Shrimp and grits. Maxie's version of this Lowcountry classic is prepared with a spiced tasso sauce (made from a smoked ham). When it's delivered to the restaurant, “we don't just wear gloves, we're wearing goggles because it's so spicy,” Sidner says. Only 3-4 ounces will ultimately make a couple gallons of gravy, he says. But the result is a sauce that is savory and abundantly flavorful. Though the tasso technically doesn't make Maxie's shrimp and grits authentically Lowcountry, the combination of flavors is absolutely delicious. MKE


The Staples Of Southern Cooking

Corn: Indigenous Americans introduced early settlers from France and Spain to this hearty vegetable that has become the backbone of many favorite country classics.
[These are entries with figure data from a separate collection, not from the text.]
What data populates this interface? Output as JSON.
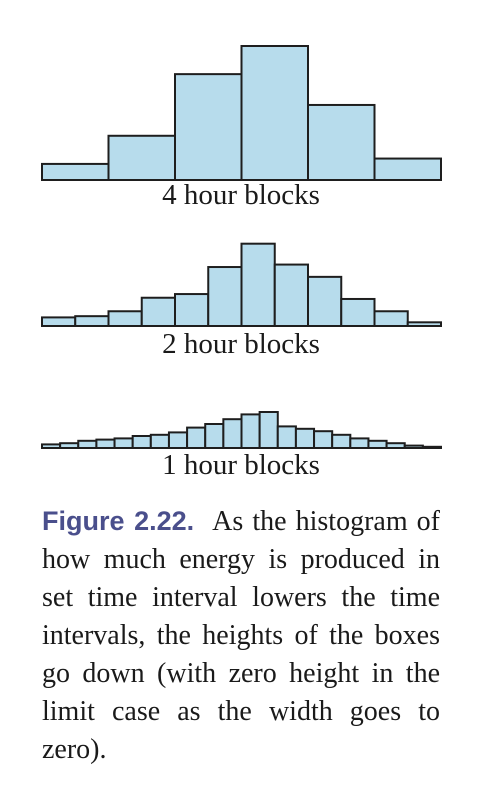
{
  "colors": {
    "bar_fill": "#b7dcec",
    "bar_stroke": "#1e1e1e",
    "caption_label": "#4a4f8c"
  },
  "chart_data": [
    {
      "type": "bar",
      "title": "4 hour blocks",
      "values": [
        12,
        33,
        79,
        100,
        56,
        16
      ],
      "ylim": [
        0,
        100
      ],
      "grid": false
    },
    {
      "type": "bar",
      "title": "2 hour blocks",
      "values": [
        7,
        8,
        12,
        23,
        26,
        48,
        67,
        50,
        40,
        22,
        12,
        3
      ],
      "ylim": [
        0,
        70
      ],
      "grid": false
    },
    {
      "type": "bar",
      "title": "1 hour blocks",
      "values": [
        3,
        4,
        6,
        7,
        8,
        10,
        11,
        13,
        17,
        20,
        24,
        28,
        30,
        18,
        16,
        14,
        11,
        8,
        6,
        4,
        2,
        1
      ],
      "ylim": [
        0,
        30
      ],
      "grid": false
    }
  ],
  "caption": {
    "label": "Figure 2.22.",
    "text": "As the histogram of how much energy is produced in set time interval lowers the time intervals, the heights of the boxes go down (with zero height in the limit case as the width goes to zero)."
  }
}
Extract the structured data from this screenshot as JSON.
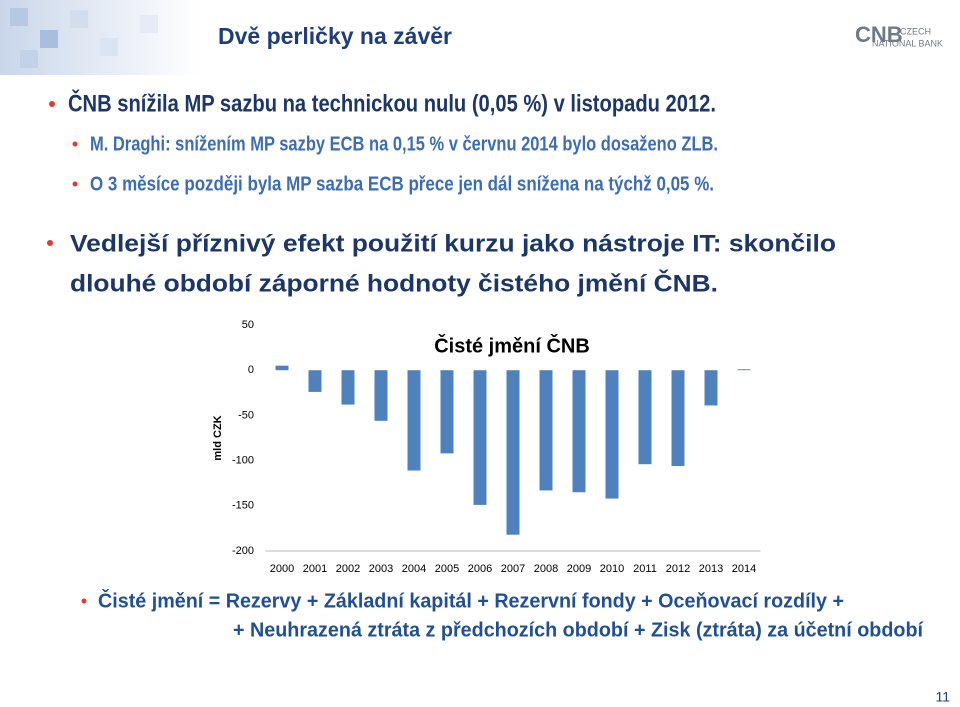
{
  "header": {
    "title": "Dvě perličky na závěr",
    "logo": {
      "mark": "CNB",
      "line1": "CZECH",
      "line2": "NATIONAL BANK"
    }
  },
  "bullets": [
    "ČNB snížila MP sazbu na technickou nulu (0,05 %) v listopadu 2012.",
    "M. Draghi: snížením MP sazby ECB na 0,15 % v červnu 2014 bylo dosaženo ZLB.",
    "O 3 měsíce později byla MP sazba ECB přece jen dál snížena na týchž 0,05 %.",
    [
      "Vedlejší příznivý efekt použití kurzu jako nástroje IT: skončilo",
      "dlouhé období záporné hodnoty čistého jmění ČNB."
    ]
  ],
  "chart_data": {
    "type": "bar",
    "title": "Čisté jmění ČNB",
    "y_label": "mld CZK",
    "categories": [
      "2000",
      "2001",
      "2002",
      "2003",
      "2004",
      "2005",
      "2006",
      "2007",
      "2008",
      "2009",
      "2010",
      "2011",
      "2012",
      "2013",
      "2014"
    ],
    "values": [
      5,
      -24,
      -38,
      -56,
      -111,
      -92,
      -149,
      -182,
      -133,
      -135,
      -142,
      -104,
      -106,
      -39,
      1
    ],
    "color": "#4f81bd",
    "ylim": [
      -200,
      50
    ],
    "yticks": [
      50,
      0,
      -50,
      -100,
      -150,
      -200
    ],
    "grid": false
  },
  "footer": {
    "formula": [
      "Čisté jmění = Rezervy + Základní kapitál + Rezervní fondy + Oceňovací rozdíly +",
      "+ Neuhrazená ztráta z předchozích období + Zisk (ztráta) za účetní období"
    ],
    "page": "11"
  }
}
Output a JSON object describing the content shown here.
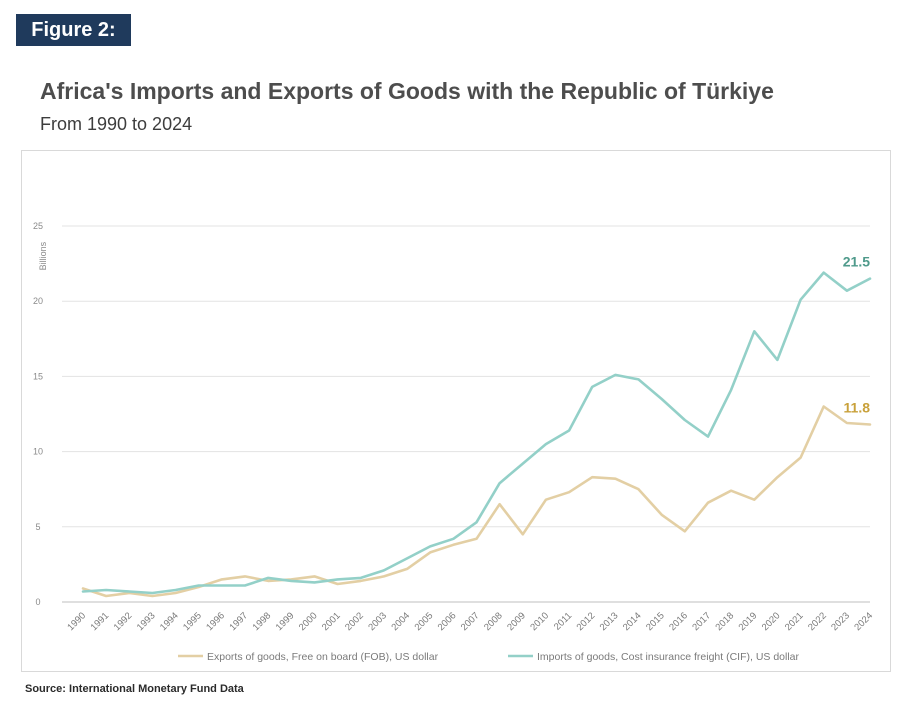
{
  "figure_label": "Figure 2:",
  "title": "Africa's Imports and Exports of Goods with the Republic of Türkiye",
  "subtitle": "From 1990 to 2024",
  "source": "Source: International Monetary Fund Data",
  "chart_data": {
    "type": "line",
    "title": "",
    "xlabel": "",
    "ylabel": "Billions",
    "ylim": [
      0,
      25
    ],
    "yticks": [
      0,
      5,
      10,
      15,
      20,
      25
    ],
    "grid": true,
    "legend_position": "bottom",
    "x": [
      "1990",
      "1991",
      "1992",
      "1993",
      "1994",
      "1995",
      "1996",
      "1997",
      "1998",
      "1999",
      "2000",
      "2001",
      "2002",
      "2003",
      "2004",
      "2005",
      "2006",
      "2007",
      "2008",
      "2009",
      "2010",
      "2011",
      "2012",
      "2013",
      "2014",
      "2015",
      "2016",
      "2017",
      "2018",
      "2019",
      "2020",
      "2021",
      "2022",
      "2023",
      "2024"
    ],
    "series": [
      {
        "name": "Exports of goods, Free on board (FOB), US dollar",
        "color": "#e3cfa4",
        "end_label": "11.8",
        "end_label_color": "#c9a13b",
        "values": [
          0.9,
          0.4,
          0.6,
          0.4,
          0.6,
          1.0,
          1.5,
          1.7,
          1.4,
          1.5,
          1.7,
          1.2,
          1.4,
          1.7,
          2.2,
          3.3,
          3.8,
          4.2,
          6.5,
          4.5,
          6.8,
          7.3,
          8.3,
          8.2,
          7.5,
          5.8,
          4.7,
          6.6,
          7.4,
          6.8,
          8.3,
          9.6,
          13.0,
          11.9,
          11.8
        ]
      },
      {
        "name": "Imports of goods, Cost insurance freight (CIF), US dollar",
        "color": "#93d0c8",
        "end_label": "21.5",
        "end_label_color": "#4f9a8b",
        "values": [
          0.7,
          0.8,
          0.7,
          0.6,
          0.8,
          1.1,
          1.1,
          1.1,
          1.6,
          1.4,
          1.3,
          1.5,
          1.6,
          2.1,
          2.9,
          3.7,
          4.2,
          5.3,
          7.9,
          9.2,
          10.5,
          11.4,
          14.3,
          15.1,
          14.8,
          13.5,
          12.1,
          11.0,
          14.1,
          18.0,
          16.1,
          20.1,
          21.9,
          20.7,
          21.5
        ]
      }
    ]
  }
}
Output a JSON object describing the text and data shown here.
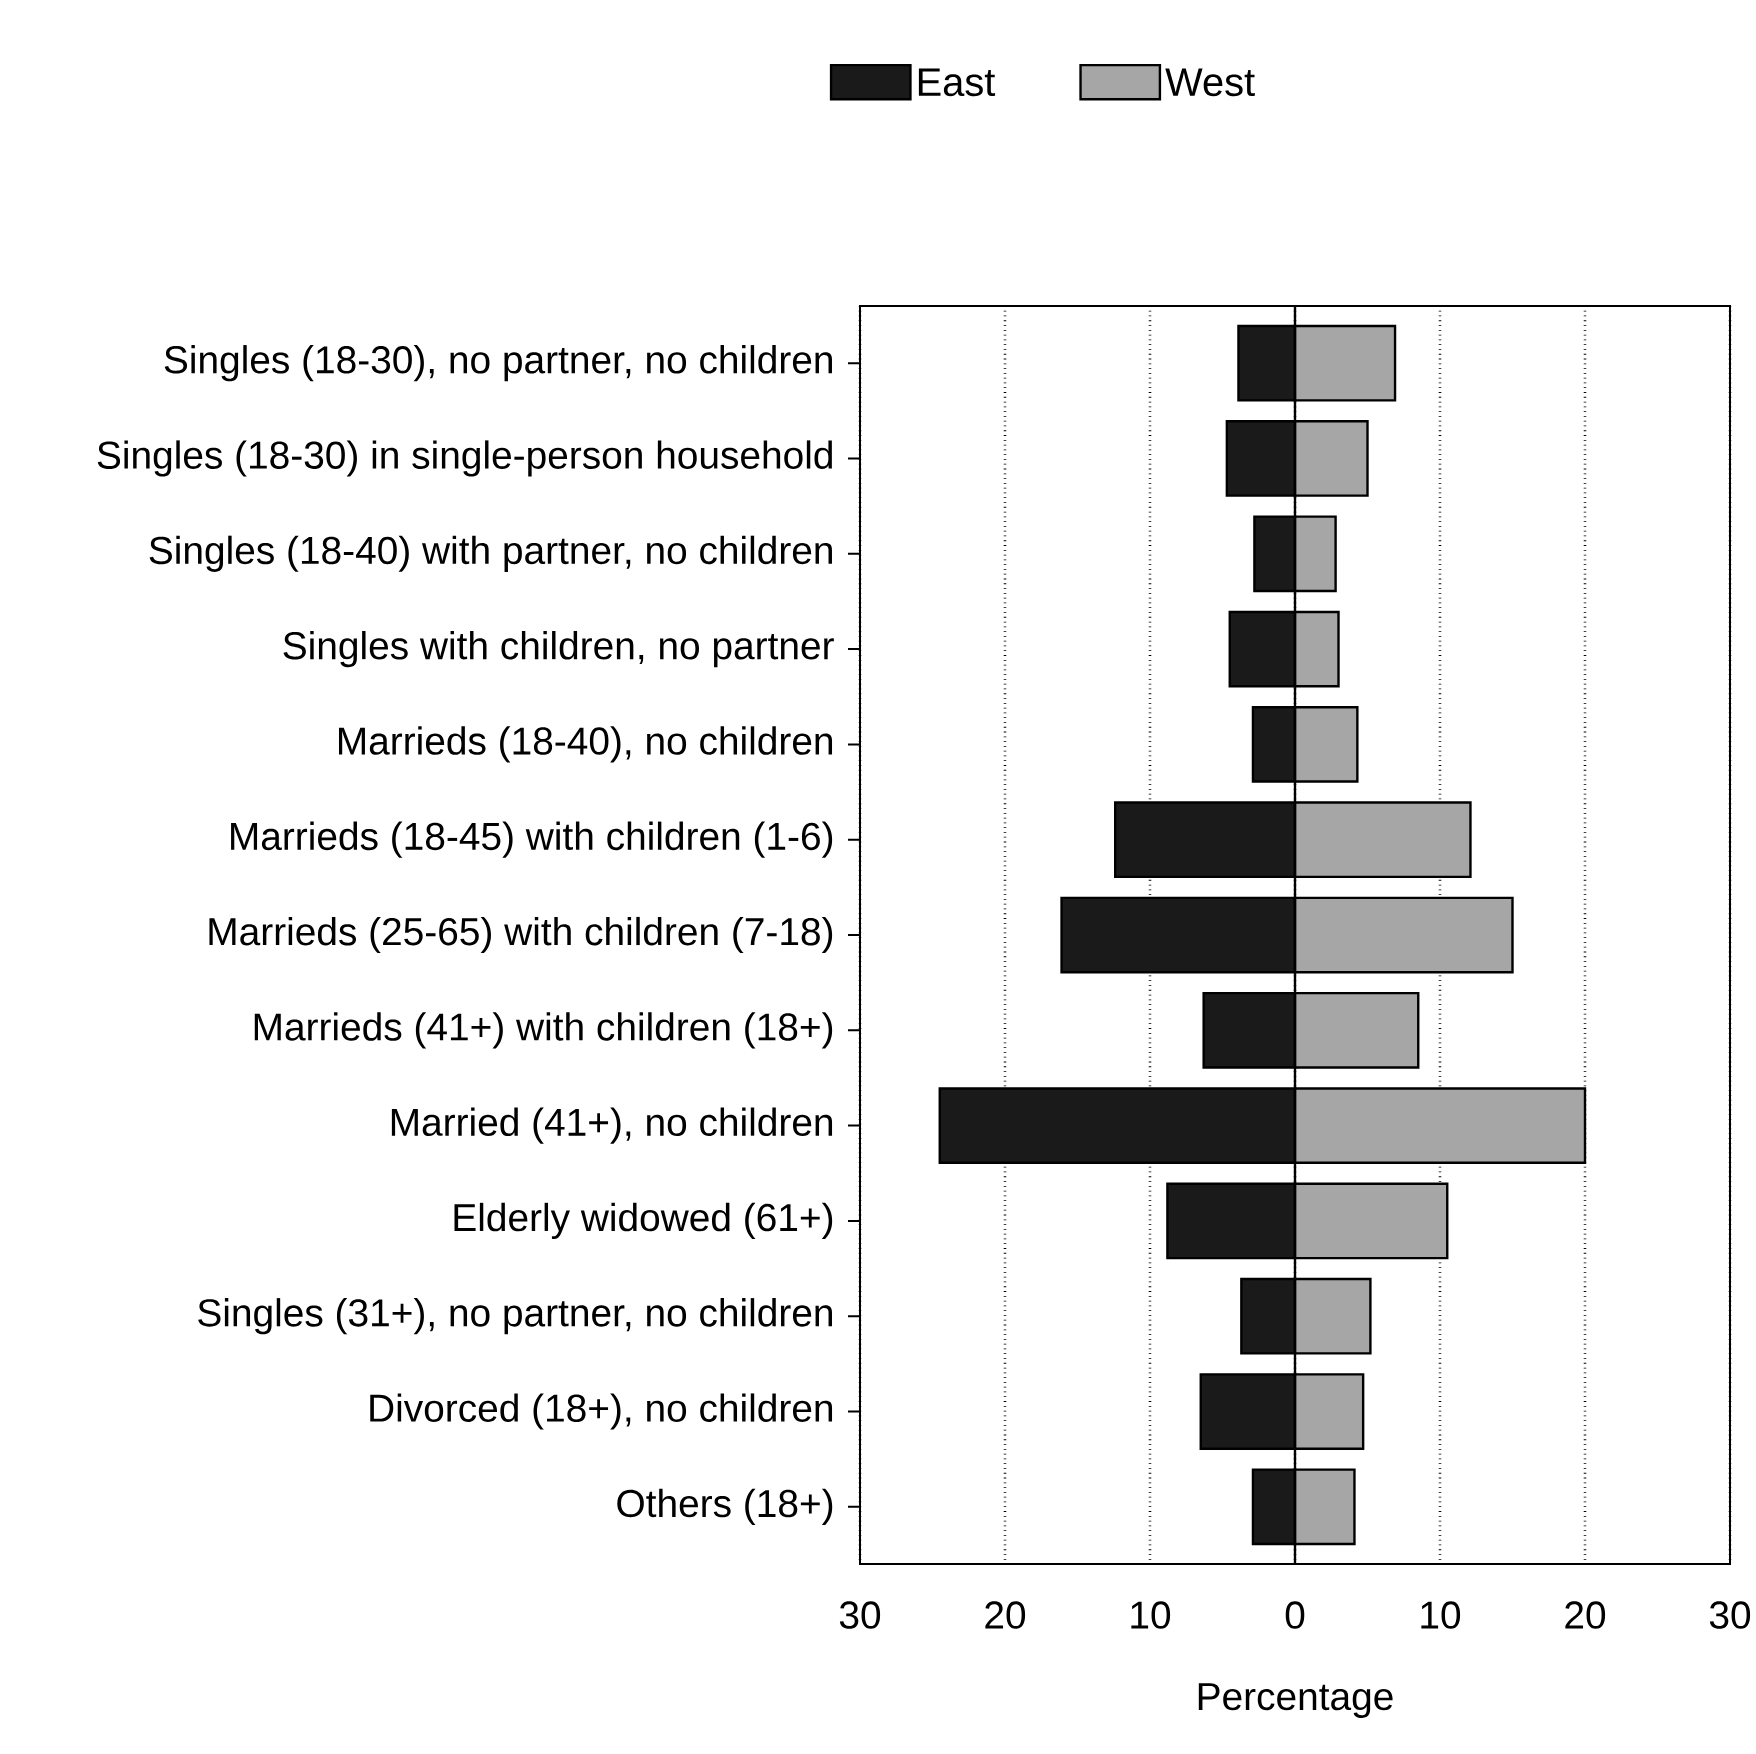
{
  "chart_data": {
    "type": "bar",
    "orientation": "horizontal",
    "xlabel": "Percentage",
    "categories": [
      "Singles (18-30), no partner, no children",
      "Singles (18-30) in single-person household",
      "Singles (18-40) with partner, no children",
      "Singles with children, no partner",
      "Marrieds (18-40), no children",
      "Marrieds (18-45) with children (1-6)",
      "Marrieds (25-65) with children (7-18)",
      "Marrieds (41+) with children (18+)",
      "Married (41+), no children",
      "Elderly widowed (61+)",
      "Singles (31+), no partner, no children",
      "Divorced (18+), no children",
      "Others (18+)"
    ],
    "series": [
      {
        "name": "East",
        "color": "#1a1a1a",
        "values": [
          -3.9,
          -4.7,
          -2.8,
          -4.5,
          -2.9,
          -12.4,
          -16.1,
          -6.3,
          -24.5,
          -8.8,
          -3.7,
          -6.5,
          -2.9
        ]
      },
      {
        "name": "West",
        "color": "#a6a6a6",
        "values": [
          6.9,
          5.0,
          2.8,
          3.0,
          4.3,
          12.1,
          15.0,
          8.5,
          20.0,
          10.5,
          5.2,
          4.7,
          4.1
        ]
      }
    ],
    "xlim": [
      -30,
      30
    ],
    "xticks": [
      {
        "value": -30,
        "label": "30"
      },
      {
        "value": -20,
        "label": "20"
      },
      {
        "value": -10,
        "label": "10"
      },
      0,
      10,
      20,
      30
    ],
    "grid": "x",
    "stacked": true,
    "ref_lines": [
      {
        "axis": "x",
        "value": 0
      }
    ],
    "legend": "top"
  }
}
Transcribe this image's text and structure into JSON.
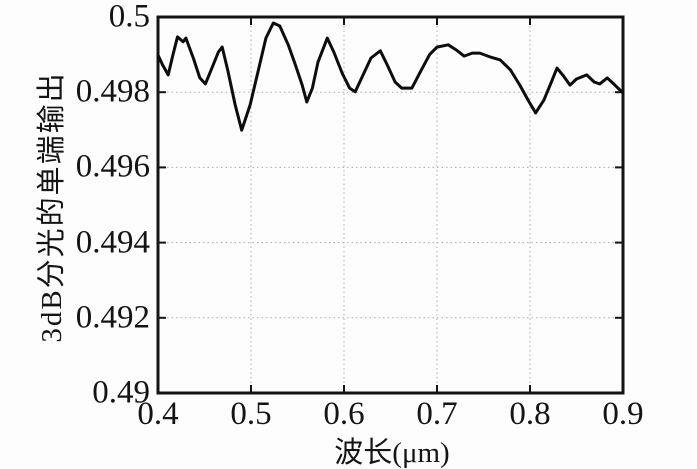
{
  "figure": {
    "background": "#fdfdfd",
    "frame_color": "#141414",
    "grid_color": "#ababab",
    "text_color": "#141414"
  },
  "chart_data": {
    "type": "line",
    "title": "",
    "xlabel": "波长(μm)",
    "ylabel": "3dB分光的单端输出",
    "xlim": [
      0.4,
      0.9
    ],
    "ylim": [
      0.49,
      0.5
    ],
    "x_ticks": [
      0.4,
      0.5,
      0.6,
      0.7,
      0.8,
      0.9
    ],
    "x_tick_labels": [
      "0.4",
      "0.5",
      "0.6",
      "0.7",
      "0.8",
      "0.9"
    ],
    "y_ticks": [
      0.49,
      0.492,
      0.494,
      0.496,
      0.498,
      0.5
    ],
    "y_tick_labels": [
      "0.49",
      "0.492",
      "0.494",
      "0.496",
      "0.498",
      "0.5"
    ],
    "grid": true,
    "grid_style": "dotted",
    "legend": "none",
    "line_color": "#0d0d0d",
    "series": [
      {
        "x": [
          0.4,
          0.405,
          0.411,
          0.416,
          0.421,
          0.427,
          0.43,
          0.438,
          0.445,
          0.451,
          0.458,
          0.465,
          0.469,
          0.475,
          0.483,
          0.49,
          0.499,
          0.508,
          0.516,
          0.524,
          0.531,
          0.54,
          0.547,
          0.555,
          0.56,
          0.566,
          0.572,
          0.582,
          0.589,
          0.598,
          0.606,
          0.612,
          0.619,
          0.629,
          0.639,
          0.647,
          0.655,
          0.662,
          0.673,
          0.682,
          0.692,
          0.7,
          0.712,
          0.721,
          0.729,
          0.738,
          0.746,
          0.757,
          0.768,
          0.779,
          0.789,
          0.798,
          0.806,
          0.815,
          0.823,
          0.829,
          0.836,
          0.843,
          0.85,
          0.861,
          0.869,
          0.875,
          0.883,
          0.89,
          0.9
        ],
        "y": [
          0.49899,
          0.49872,
          0.49846,
          0.49899,
          0.49947,
          0.49934,
          0.49944,
          0.49891,
          0.49838,
          0.49822,
          0.49864,
          0.49907,
          0.4992,
          0.49859,
          0.49766,
          0.49699,
          0.49766,
          0.49859,
          0.49944,
          0.49984,
          0.49976,
          0.49926,
          0.49878,
          0.49819,
          0.49774,
          0.49811,
          0.4988,
          0.49944,
          0.49907,
          0.49851,
          0.49811,
          0.49801,
          0.49838,
          0.49891,
          0.4991,
          0.4987,
          0.49827,
          0.49811,
          0.49811,
          0.49854,
          0.499,
          0.4992,
          0.49926,
          0.49912,
          0.49896,
          0.49904,
          0.49904,
          0.49894,
          0.49886,
          0.49859,
          0.49819,
          0.49779,
          0.49745,
          0.49779,
          0.49827,
          0.49864,
          0.49843,
          0.49819,
          0.49835,
          0.49846,
          0.49827,
          0.49822,
          0.49838,
          0.49822,
          0.49798
        ]
      }
    ]
  }
}
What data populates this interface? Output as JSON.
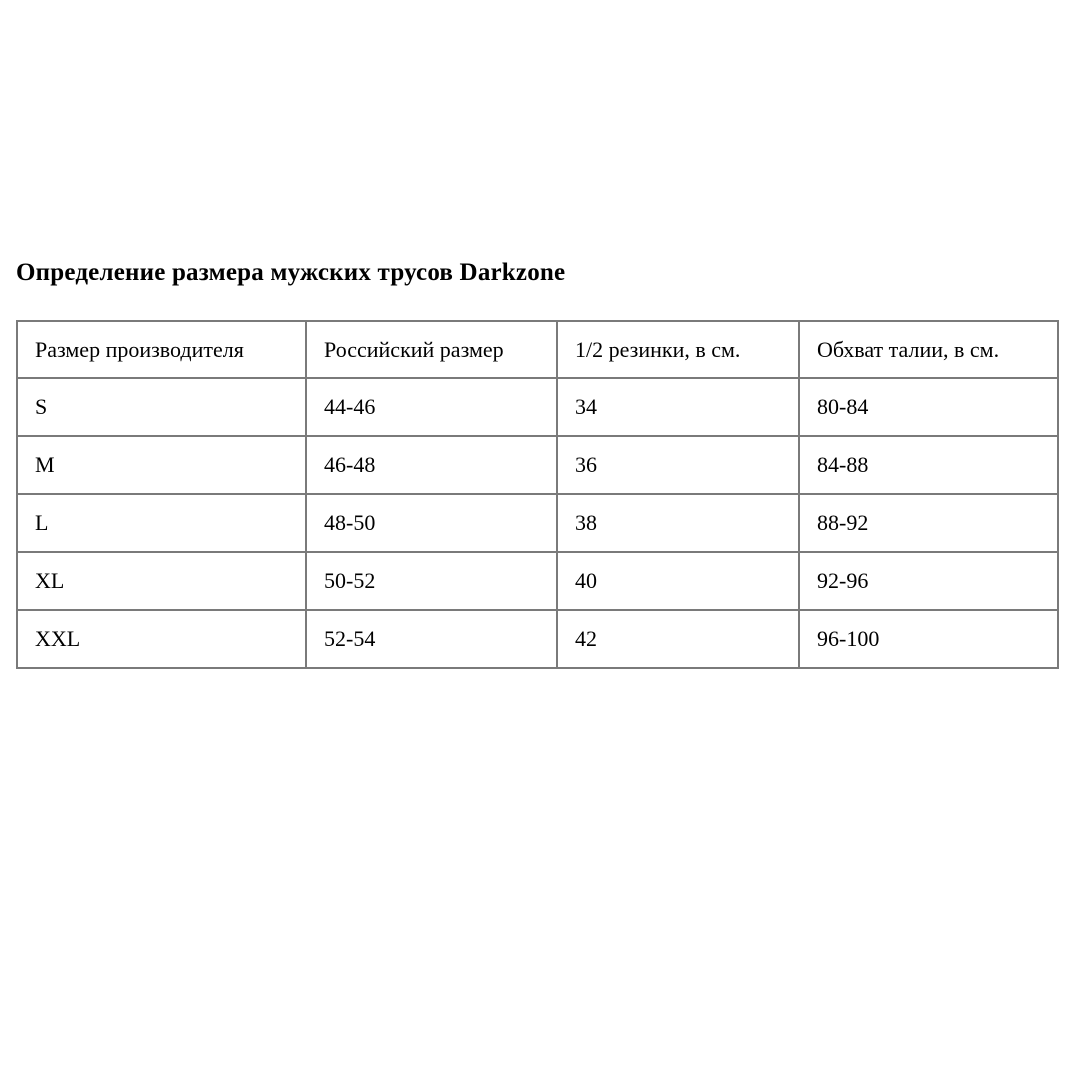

Grits, cornbread, hush puppies and various versions of creamed and seasoned corn are popular sides for Southern dishes. And corn is a critical ingredient in arguably one of the best pairings to Southern food: bourbon.  

Rice: Rice is a huge component of Southern food, Sidner says, because it grows so ubiquitous in the South. Many dishes are served over rice or incorporate rice. According to Discover South Carolina, enslaved people in the South cooked rice for their own sustenance, starting slow-boiling pots before beginning a day of work. Now, it's a traditional staple of many southern dishes. 

Seafood: Since the majority of the Southern food originated along the water, seafood was an important part of the cuisine. And because shrimp and crawfish could be easily caught close to the shore, Cajuns incorporated lots of shellfish in their dishes, Sidner says. Creoles were able to afford boats to catch fish, which explains why so many different types of fish worked their way into the Creole menu. 

Heavy spice: According to MasterClass, Cajun seasoning often includes black paper, white pepper, cayenne pepper, onion powder, garlic powder and paprika, whereas Creole food tends to lean toward black pepper, garlic powder, onion powder, cayenne pepper and herbs such as dried thyme, basil and oregano. This unique mix of spice can be traced back to the route settlers took to the states — when boats headed for the U.S. stopped in the Caribbean to pick up additional travel provisions, European settlers picked up African spices and begin working them into their dishes, Sidner says. 


Crawfish Étouffée Recipe

Courtesy of Jacob Schick, executive chef at Maxie's

"A fresh side salad is a great accompaniment with this dish," Schick says.

Ingredients:

½ cup red bell pepper

½ cup green bell pepper

½ cup yellow onion

½ cup celery

1 tbsp. garlic

2 tbsp. butter

1 tbsp. Cajun seasoning

½ cup flour

2 cups shellfish stock

½ cup white wine

1 cup crushed tomato

1 tbsp. Worcestershire

1 tbsp. Tabasco hot sauce

Pinch salt

Pinch pepper

1 lb. crawfish (can substitute with shrimp, but really prefer crawfish)

1 tbsp. canola oil

Directions:

• Dice veggies. Melt the butter in a sauce pot, and add diced veggies. Season with Cajun seasoning. Sauté until veggies become soft and translucent. Add flour. Stir and cook flour for a couple of minutes. 

• Whisk in the stock slowly and stir aggressively to incorporate into the flour. Once smooth, add white wine and crushed tomatoes. Add seasoning and reduce for 10 minutes, until sauce becomes slightly thick. 

• Sauté crawfish in oil in a hot sauté pan for 1 minute. Add sauce and let simmer for 2 minutes. 

• Serve over rice, pasta or toasted bread. Serves 4.